Berdasarkan data Kementerian PUPR, dari 8,3 juta pekerja konstruksi yang ada di Indonesia, hanya 616.000 atau sekitar 7,4% di antaranya telah bersertifikat. Sertifikat terdiri dari sertifikat tenaga kerja tingkat terampil dan tingkat ahli karena porsi tenaga ahli baru sebesar 27%.
Pada 2019, Kementerian PUPR menargetkan jumlah tenaga kerja konstruksi bersertifikat mencapai 212.000 orang menggunakan dana APBN dan program sertifikasi tenaga kerja konstruksi LPJKN sebanyak 300.000 orang.
Sementara itu, ekonom Universitas Indonesia (UI) Faisal Basri mengatakan, sejumlah proyek infrastruktur yang dibangun pemerintah dalam empat tahun terakhir perlu diapresiasi. Hanya, ada beberapa proyek yang terkesan jalan sendiri-sendiri dan minim integrasi dengan proyek lain. Faisal juga mengkritisi sejumlah proyek infrastruktur yang dibangun selama ini masih jauh dari konsep negara maritim seperti yang digaungkan pemerintah selama ini.
”Harusnya, pembangunan kita fokus dan integrasi ke sektor maritim. Ingat, negara kita adalah negara kepulauan, maka yang harus dikembangkan adalah infrastruktur maritim untuk mendukung pertumbuhan,” ucap Faisal dalam diskusi yang digelar Barisan Pemeriksa Kondisi Proyek (BPKP) di Jakarta kemarin.
Dia mencontohkan pembangunan tol Trans Sumatera dinilai kurang efektif untuk menekan ongkos logistik. Secara umum transportasi darat masih menjadi beban logistik yang mencapai 24% dari keseluruhan ongkos logistik di Tanah Air. Hal ini berbeda dengan jalur laut yang dinilai lebih efisien.
”Pembangunan infrastruktur di Indonesia harusnya acuannya ke konsep negara maritim. Mengapa? Karena Indonesia merupakan negara kepulauan yang konektivitasnya disatukan oleh laut,” kata dia.
Dia menambahkan, ke depan agar proyek infrastruktur lebih bermanfaat untuk masyarakat maka harus ada perubahan dari yang semula berdasarkan pendekatan proyek menjadi pendekatan program.
”Yang juga harus diperhatikan adalah mematangkan perencanaan sebuah proyek, termasuk dari sisi keuangannya.
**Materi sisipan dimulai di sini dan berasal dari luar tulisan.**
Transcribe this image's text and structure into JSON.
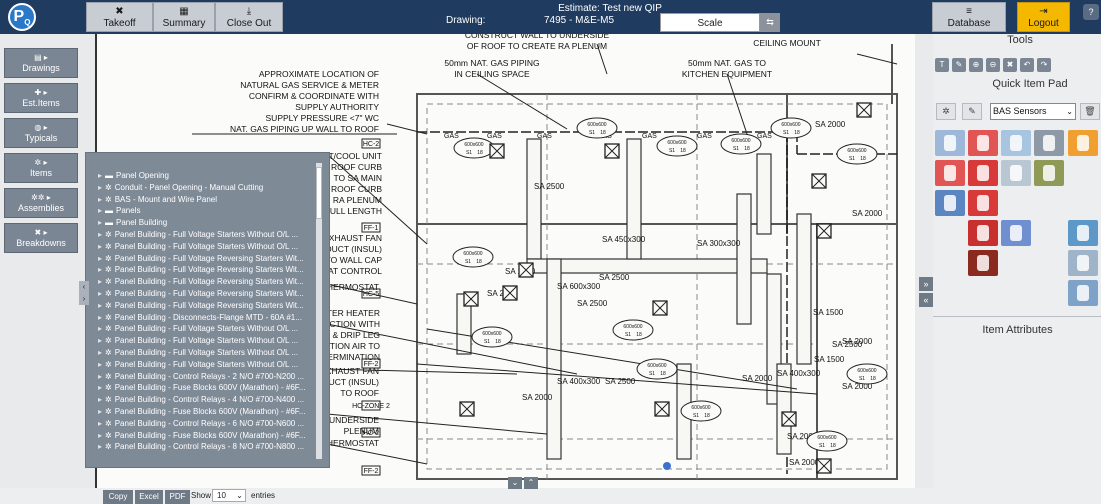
{
  "app": {
    "logo_text": "P",
    "logo_sub": "Q"
  },
  "toolbar": {
    "takeoff": "Takeoff",
    "summary": "Summary",
    "close_out": "Close Out",
    "database": "Database",
    "logout": "Logout"
  },
  "estimate": {
    "title": "Estimate: Test new QIP",
    "drawing_label": "Drawing:",
    "drawing_value": "7495 - M&E-M5"
  },
  "scale": {
    "label": "Scale"
  },
  "nav": {
    "drawings": "Drawings",
    "est_items": "Est.Items",
    "typicals": "Typicals",
    "items": "Items",
    "assemblies": "Assemblies",
    "breakdowns": "Breakdowns"
  },
  "tree": {
    "items": [
      "Panel Opening",
      "Conduit - Panel Opening - Manual Cutting",
      "BAS - Mount and Wire Panel",
      "Panels",
      "Panel Building",
      "Panel Building - Full Voltage Starters Without O/L ...",
      "Panel Building - Full Voltage Starters Without O/L ...",
      "Panel Building - Full Voltage Reversing Starters Wit...",
      "Panel Building - Full Voltage Reversing Starters Wit...",
      "Panel Building - Full Voltage Reversing Starters Wit...",
      "Panel Building - Full Voltage Reversing Starters Wit...",
      "Panel Building - Full Voltage Reversing Starters Wit...",
      "Panel Building - Disconnects-Flange MTD - 60A #1...",
      "Panel Building - Full Voltage Starters Without O/L ...",
      "Panel Building - Full Voltage Starters Without O/L ...",
      "Panel Building - Full Voltage Starters Without O/L ...",
      "Panel Building - Full Voltage Starters Without O/L ...",
      "Panel Building - Control Relays - 2 N/O #700-N200 ...",
      "Panel Building - Fuse Blocks 600V (Marathon) - #6F...",
      "Panel Building - Control Relays - 4 N/O #700-N400 ...",
      "Panel Building - Fuse Blocks 600V (Marathon) - #6F...",
      "Panel Building - Control Relays - 6 N/O #700-N600 ...",
      "Panel Building - Fuse Blocks 600V (Marathon) - #6F...",
      "Panel Building - Control Relays - 8 N/O #700-N800 ..."
    ],
    "folder_indices": [
      0,
      3,
      4
    ]
  },
  "drawing_text": {
    "gas_location": [
      "APPROXIMATE LOCATION OF",
      "NATURAL GAS SERVICE & METER",
      "CONFIRM & COORDINATE WITH",
      "SUPPLY AUTHORITY",
      "SUPPLY PRESSURE <7\" WC",
      "NAT. GAS PIPING UP WALL TO ROOF"
    ],
    "gas_ceiling": [
      "50mm NAT. GAS PIPING",
      "IN CEILING SPACE"
    ],
    "gas_kitchen": [
      "50mm NAT. GAS TO",
      "KITCHEN EQUIPMENT"
    ],
    "ra_plenum": [
      "CONSTRUCT WALL TO UNDERSIDE",
      "OF ROOF TO CREATE RA PLENUM"
    ],
    "ceiling_mount": "CEILING MOUNT",
    "heat_cool": [
      "HEAT/COOL UNIT",
      "ROOF CURB",
      "TO SA MAIN",
      "ROOF CURB",
      "RA PLENUM",
      "FULL LENGTH"
    ],
    "exhaust_fan": [
      "EXHAUST FAN",
      "DUCT (INSUL)",
      "TO WALL CAP",
      "AT CONTROL"
    ],
    "thermostat": "THERMOSTAT",
    "water_heater": [
      "WATER HEATER",
      "CONNECTION WITH",
      "& DRIP LEG",
      "COMBUSTION AIR TO",
      "TERMINATION"
    ],
    "exhaust_fan2": [
      "EXHAUST FAN",
      "DUCT (INSUL)",
      "TO ROOF"
    ],
    "underside": [
      "UNDERSIDE",
      "PLENUM"
    ],
    "hc_tags": [
      "HC-2",
      "FF-1",
      "HC-5",
      "FF-2",
      "HC-ZONE 2",
      "HC-2",
      "FF-2"
    ],
    "duct_labels": [
      "SA 2000",
      "SA 2500",
      "SA 450x300",
      "SA 300x300",
      "SA 1500",
      "SA 2500",
      "SA 2500",
      "SA 600x300",
      "SA 400x300",
      "SA 2500",
      "SA 2000",
      "SA 2000",
      "SA 1500",
      "SA 2500",
      "SA 1500",
      "SA 2500",
      "SA 2000",
      "SA 2000",
      "SA 400x300",
      "SA 2000",
      "SA 2000",
      "SA 2000"
    ],
    "gas_label": "GAS",
    "diffuser_vals": [
      "600x600",
      "S1",
      "18"
    ]
  },
  "right": {
    "tools_title": "Tools",
    "quick_pad_title": "Quick Item Pad",
    "quick_pad_select": "BAS Sensors",
    "item_attributes_title": "Item Attributes"
  },
  "bottom": {
    "copy": "Copy",
    "excel": "Excel",
    "pdf": "PDF",
    "show": "Show",
    "show_value": "10",
    "entries": "entries"
  },
  "colors": {
    "topbar": "#1f3b60",
    "logout": "#f4b800",
    "nav_button": "#7b8694",
    "tree_bg": "#7f8a97"
  }
}
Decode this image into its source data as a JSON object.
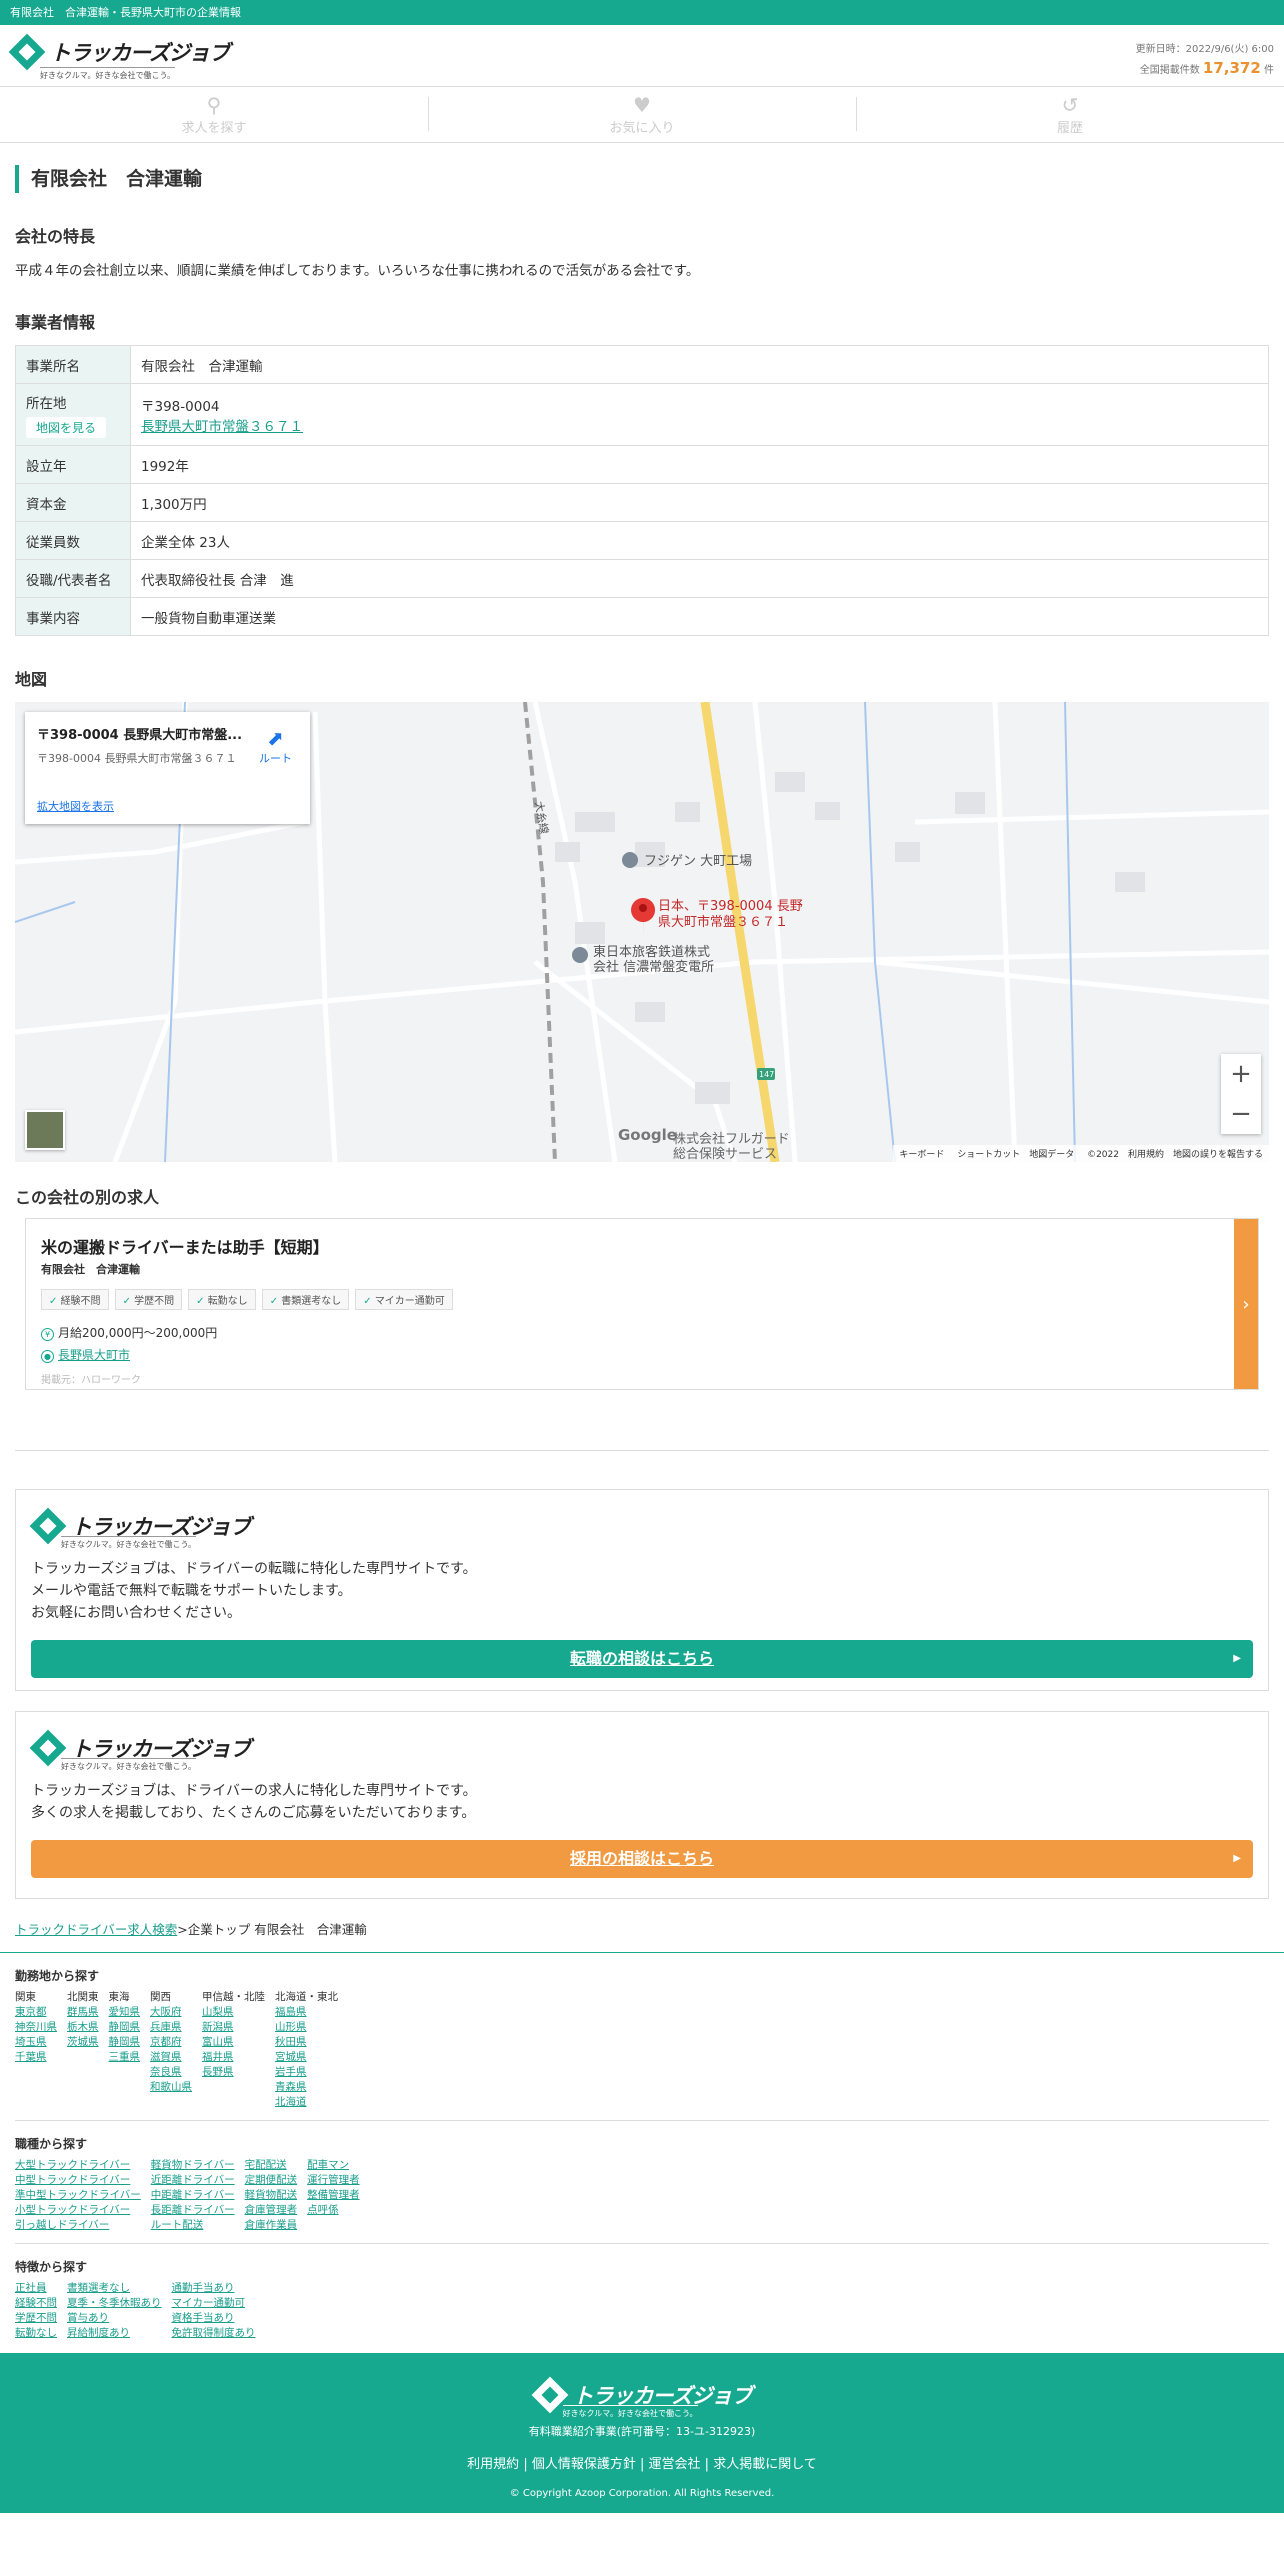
{
  "topbar": {
    "text": "有限会社　合津運輸・長野県大町市の企業情報"
  },
  "header": {
    "logo_text": "トラッカーズジョブ",
    "logo_sub": "好きなクルマ。好きな会社で働こう。",
    "updated": "更新日時：2022/9/6(火) 6:00",
    "count_label": "全国掲載件数",
    "count": "17,372",
    "count_unit": "件"
  },
  "nav": {
    "search": "求人を探す",
    "favorites": "お気に入り",
    "history": "履歴"
  },
  "page_title": "有限会社　合津運輸",
  "features": {
    "heading": "会社の特長",
    "text": "平成４年の会社創立以来、順調に業績を伸ばしております。いろいろな仕事に携われるので活気がある会社です。"
  },
  "business": {
    "heading": "事業者情報",
    "rows": [
      {
        "label": "事業所名",
        "value": "有限会社　合津運輸"
      },
      {
        "label": "所在地",
        "map_button": "地図を見る",
        "zip": "〒398-0004",
        "address": "長野県大町市常盤３６７１"
      },
      {
        "label": "設立年",
        "value": "1992年"
      },
      {
        "label": "資本金",
        "value": "1,300万円"
      },
      {
        "label": "従業員数",
        "value": "企業全体 23人"
      },
      {
        "label": "役職/代表者名",
        "value": "代表取締役社長 合津　進"
      },
      {
        "label": "事業内容",
        "value": "一般貨物自動車運送業"
      }
    ]
  },
  "map": {
    "heading": "地図",
    "card_title": "〒398-0004 長野県大町市常盤...",
    "card_address": "〒398-0004 長野県大町市常盤３６７１",
    "route": "ルート",
    "enlarge": "拡大地図を表示",
    "rail_label": "大糸線",
    "poi1": "フジゲン 大町工場",
    "pin_label_1": "日本、〒398-0004 長野",
    "pin_label_2": "県大町市常盤３６７１",
    "poi2_1": "東日本旅客鉄道株式",
    "poi2_2": "会社 信濃常盤変電所",
    "poi3_1": "株式会社フルガード",
    "poi3_2": "総合保険サービス",
    "road": "147",
    "google": "Google",
    "footer": "キーボード ショートカット　地図データ ©2022　利用規約　地図の誤りを報告する"
  },
  "jobs": {
    "heading": "この会社の別の求人",
    "items": [
      {
        "title": "米の運搬ドライバーまたは助手【短期】",
        "company": "有限会社　合津運輸",
        "tags": [
          "経験不問",
          "学歴不問",
          "転勤なし",
          "書類選考なし",
          "マイカー通勤可"
        ],
        "salary": "月給200,000円〜200,000円",
        "location": "長野県大町市",
        "source": "掲載元：ハローワーク"
      }
    ]
  },
  "promo1": {
    "text": [
      "トラッカーズジョブは、ドライバーの転職に特化した専門サイトです。",
      "メールや電話で無料で転職をサポートいたします。",
      "お気軽にお問い合わせください。"
    ],
    "button": "転職の相談はこちら"
  },
  "promo2": {
    "text": [
      "トラッカーズジョブは、ドライバーの求人に特化した専門サイトです。",
      "多くの求人を掲載しており、たくさんのご応募をいただいております。"
    ],
    "button": "採用の相談はこちら"
  },
  "breadcrumb": {
    "link": "トラックドライバー求人検索",
    "sep": ">",
    "current": "企業トップ 有限会社　合津運輸"
  },
  "sitemap": {
    "area_heading": "勤務地から探す",
    "areas": [
      {
        "name": "関東",
        "items": [
          "東京都",
          "神奈川県",
          "埼玉県",
          "千葉県"
        ]
      },
      {
        "name": "北関東",
        "items": [
          "群馬県",
          "栃木県",
          "茨城県"
        ]
      },
      {
        "name": "東海",
        "items": [
          "愛知県",
          "静岡県",
          "静岡県",
          "三重県"
        ]
      },
      {
        "name": "関西",
        "items": [
          "大阪府",
          "兵庫県",
          "京都府",
          "滋賀県",
          "奈良県",
          "和歌山県"
        ]
      },
      {
        "name": "甲信越・北陸",
        "items": [
          "山梨県",
          "新潟県",
          "富山県",
          "福井県",
          "長野県"
        ]
      },
      {
        "name": "北海道・東北",
        "items": [
          "福島県",
          "山形県",
          "秋田県",
          "宮城県",
          "岩手県",
          "青森県",
          "北海道"
        ]
      }
    ],
    "type_heading": "職種から探す",
    "types": [
      [
        "大型トラックドライバー",
        "中型トラックドライバー",
        "準中型トラックドライバー",
        "小型トラックドライバー",
        "引っ越しドライバー"
      ],
      [
        "軽貨物ドライバー",
        "近距離ドライバー",
        "中距離ドライバー",
        "長距離ドライバー",
        "ルート配送"
      ],
      [
        "宅配配送",
        "定期便配送",
        "軽貨物配送",
        "倉庫管理者",
        "倉庫作業員"
      ],
      [
        "配車マン",
        "運行管理者",
        "整備管理者",
        "点呼係"
      ]
    ],
    "feature_heading": "特徴から探す",
    "features": [
      [
        "正社員",
        "経験不問",
        "学歴不問",
        "転勤なし"
      ],
      [
        "書類選考なし",
        "夏季・冬季休暇あり",
        "賞与あり",
        "昇給制度あり"
      ],
      [
        "通勤手当あり",
        "マイカー通勤可",
        "資格手当あり",
        "免許取得制度あり"
      ]
    ]
  },
  "footer": {
    "license": "有料職業紹介事業(許可番号：13-ユ-312923)",
    "links": [
      "利用規約",
      "個人情報保護方針",
      "運営会社",
      "求人掲載に関して"
    ],
    "copyright": "© Copyright Azoop Corporation. All Rights Reserved."
  }
}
Jangan sampai ada proyek yang tiba-tiba di tengah jalan berubah spesifikasi, sementara pembangunan sudah berjalan,” kata dia.
Pada kesempatan yang sama, Presidium BPKP Rusmin Effendy mengatakan, pihaknya menemukan sejumlah proyek yang hingga saat ini belum optimal mendorong pertumbuhan ekonomi.
Dia menilai masih banyak target pemerintah yang meleset sehingga mendatangkan protes dari sejumlah kalangan. Misalnya, pembangunan tol di sejumlah ruas yang tadinya untuk menekan logistik, tapi ternyata dikeluhkan pengusaha karena tarifnya mahal,” ujar dia.
Contoh lain, kata dia, pengembangan tol laut yang ternyata juga belum berpengaruh signifikan pada penurunan biaya logistik. Melihat fakta di atas, Rusmin menyarankan agar pemerintah ke depan memprioritaskan pembangunan yang berdampak langsung ke masyarakat, industri, angkutan barang, dan utilitas lain. (Ichsan Amin / Yanto Kusdiantono)
Menteri PUPR Basuki Hadimoeldjono mengatakan, kabinet kerja periode 2015-2019 akan segera berakhir sehingga diperlukan keterpaduan infrastruktur pada masa pemerintahan berikutnya. ”Misalnya untuk perencanaan pembangunan kawasan ekonomi dan industri di sepanjang lokasi pembangunan jalan tol, maka perlu dipikirkan jalan aksesnya. Begitu juga perencanaan infrastruktur lainnya,” ujarnya di Jakarta, kemarin.
Kementerian PUPR akan menyusun program kerja tahun 2020 dalam konsultasi regional yang melibatkan banyak unsur lembaga, kementerian, dan dinas pekerjaan umum di daerah.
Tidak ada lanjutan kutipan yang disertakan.